Genetic Screens Identify Host Factors for SARS-CoV-2 and Common Cold Coronaviruses

Abstract

The Coronaviridae are a family of viruses that cause disease in humans ranging from mild respiratory infection to potentially lethal acute respiratory distress syndrome. Finding host factors common to multiple coronaviruses could facilitate the development of therapies to combat current and future coronavirus pandemics. Here, we conducted genome-wide CRISPR screens in cells infected by SARS-CoV-2 as well as two seasonally circulating common cold coronaviruses, OC43 and 229E. This approach correctly identified the distinct viral entry factors ACE2 (for SARS-CoV-2), aminopeptidase N (for 229E), and glycosaminoglycans (for OC43). Additionally, we identified phosphatidylinositol phosphate biosynthesis and cholesterol homeostasis as critical host pathways supporting infection by all three coronaviruses.
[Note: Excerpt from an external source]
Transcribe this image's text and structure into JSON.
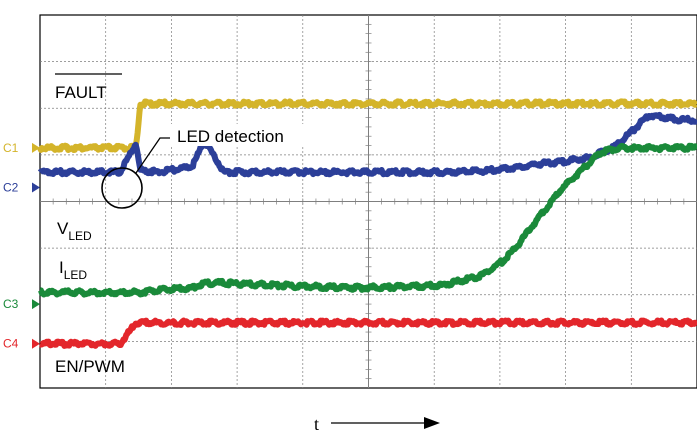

By contrast, the lysosomal protein TMEM106B appeared unique to SARS-CoV-2 infection. Pharmacological inhibition of phosphatidylinositol kinases and cholesterol homeostasis reduced replication of all three coronaviruses. These findings offer important insights for the understanding of the coronavirus life cycle and the development of host-directed therapies.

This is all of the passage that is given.